We continued on our way down the path and eventually turned around when we'd been going a total of about 8 miles. We cantered for a nice long stretch of the path on the way back to the trailer. I kept checking on Kathy behind us and kept hearing her going, "Good girl Queenie!", so we'd continue. Eventually we saw the fisherman guy up ahead and I drew Lily back down to a walk. She again gave him the suspicious eye and he looked suspiciously right back at her. Kathy asked him what fish could you catch on the canal and he said he's caught carp. Cool.

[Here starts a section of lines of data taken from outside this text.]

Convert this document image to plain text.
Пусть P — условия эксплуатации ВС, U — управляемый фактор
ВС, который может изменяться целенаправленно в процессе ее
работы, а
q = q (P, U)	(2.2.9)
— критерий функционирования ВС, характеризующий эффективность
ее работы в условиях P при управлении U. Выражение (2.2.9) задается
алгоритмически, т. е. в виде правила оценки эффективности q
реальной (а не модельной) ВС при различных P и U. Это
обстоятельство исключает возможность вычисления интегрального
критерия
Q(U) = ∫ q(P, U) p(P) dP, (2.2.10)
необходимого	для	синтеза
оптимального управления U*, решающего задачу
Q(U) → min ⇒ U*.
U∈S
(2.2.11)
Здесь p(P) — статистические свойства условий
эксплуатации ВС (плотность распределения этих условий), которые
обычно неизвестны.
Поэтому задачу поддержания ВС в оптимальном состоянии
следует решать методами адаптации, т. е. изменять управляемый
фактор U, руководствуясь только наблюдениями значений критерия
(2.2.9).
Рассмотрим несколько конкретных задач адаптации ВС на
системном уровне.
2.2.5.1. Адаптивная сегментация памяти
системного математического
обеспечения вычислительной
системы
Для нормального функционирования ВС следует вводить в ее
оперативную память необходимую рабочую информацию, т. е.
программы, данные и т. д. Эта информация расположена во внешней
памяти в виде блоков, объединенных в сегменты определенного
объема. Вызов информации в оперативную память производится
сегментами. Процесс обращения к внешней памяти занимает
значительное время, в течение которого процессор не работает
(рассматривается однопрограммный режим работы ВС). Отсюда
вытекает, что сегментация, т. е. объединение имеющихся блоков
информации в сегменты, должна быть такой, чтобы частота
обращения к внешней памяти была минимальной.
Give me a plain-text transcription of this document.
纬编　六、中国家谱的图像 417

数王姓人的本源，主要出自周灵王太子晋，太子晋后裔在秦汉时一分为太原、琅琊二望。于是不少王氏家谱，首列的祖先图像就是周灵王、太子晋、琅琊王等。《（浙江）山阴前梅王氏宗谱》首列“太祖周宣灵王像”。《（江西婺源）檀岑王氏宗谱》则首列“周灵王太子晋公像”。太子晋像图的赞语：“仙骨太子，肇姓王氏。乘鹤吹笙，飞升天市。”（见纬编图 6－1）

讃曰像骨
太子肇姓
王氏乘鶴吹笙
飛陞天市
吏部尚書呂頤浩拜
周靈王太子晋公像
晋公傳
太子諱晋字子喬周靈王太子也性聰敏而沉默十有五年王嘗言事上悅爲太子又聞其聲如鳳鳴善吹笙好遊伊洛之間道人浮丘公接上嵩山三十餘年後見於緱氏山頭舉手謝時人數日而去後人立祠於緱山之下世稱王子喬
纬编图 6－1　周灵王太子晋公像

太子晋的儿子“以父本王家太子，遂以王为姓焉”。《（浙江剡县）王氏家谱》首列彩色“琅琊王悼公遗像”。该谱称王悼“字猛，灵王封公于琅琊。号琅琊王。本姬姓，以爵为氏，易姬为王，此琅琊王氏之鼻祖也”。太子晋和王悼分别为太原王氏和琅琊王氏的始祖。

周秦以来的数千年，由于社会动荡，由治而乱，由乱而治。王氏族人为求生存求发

|Cliffs next to the canal.|
And then I saw up ahead in the distance the little 5" branch with the large leaves in the middle of the trail. Lily started to eyeball the silly branch with all the leaves in the middle of the towpath from some 50 feet away. Instead of getting worried about her reaction to it, I sent her into a trot:
Me: Look Lily! The branch of DOOM!
Lily: Oh no!! Why?! Why are you making me trot to it?!
Me: KILL IT!
Lily: You're crazy! I know that branch eats horses! *she's hesitating but continues to trot forward with ears pricked*
Me: Yes! Keep trotting! GOOD GIRL!
And I brought her to a halt right on top of it. She actually stood on top of the branch, crushing it with her feet.
Me: GOOD GIRL YOU KILLED IT!
Lily: I KILLED IT! I'M AWESOMENESS!!!
Me: YOU ARE THE BRAVEST MARE EVER!
Lily: I AM!!
I actually said my parts of that conversation out loud.
Kathy and Queenie caught up to us as I was patting and rubbing Lily's neck with both hands laughing while she was standing with her front feet on this branch looking as proud of herself as a circus pony on a pedestal.
Yup, I think Lily and I were meant to be together...
And that was it. That was the end of this ride. And it was a good ride which served its purpose: re-establish confidence in the Lilybird. It doesn't sound like it did, but I knew that her stress over possible holes and feeling responsible for us had decreased significantly with the return of her sense of humor. She would prove it to me on today's (Sunday's) ride.
We returned to the trailer, where we untacked and sponged down the mares, setting them up with beet pulp mashes and their haynets. We then sat down to eat a very late lunch while killing time before it was time to return to the barn. We had completed 10. 03 miles in 2 hours and 51 minutes.
We left at 6:00 pm and it only took about 40-45 minutes to get back to the barn despite catching the tail end of rush hour.
Despite all of the small misadventures, we had a really great ride.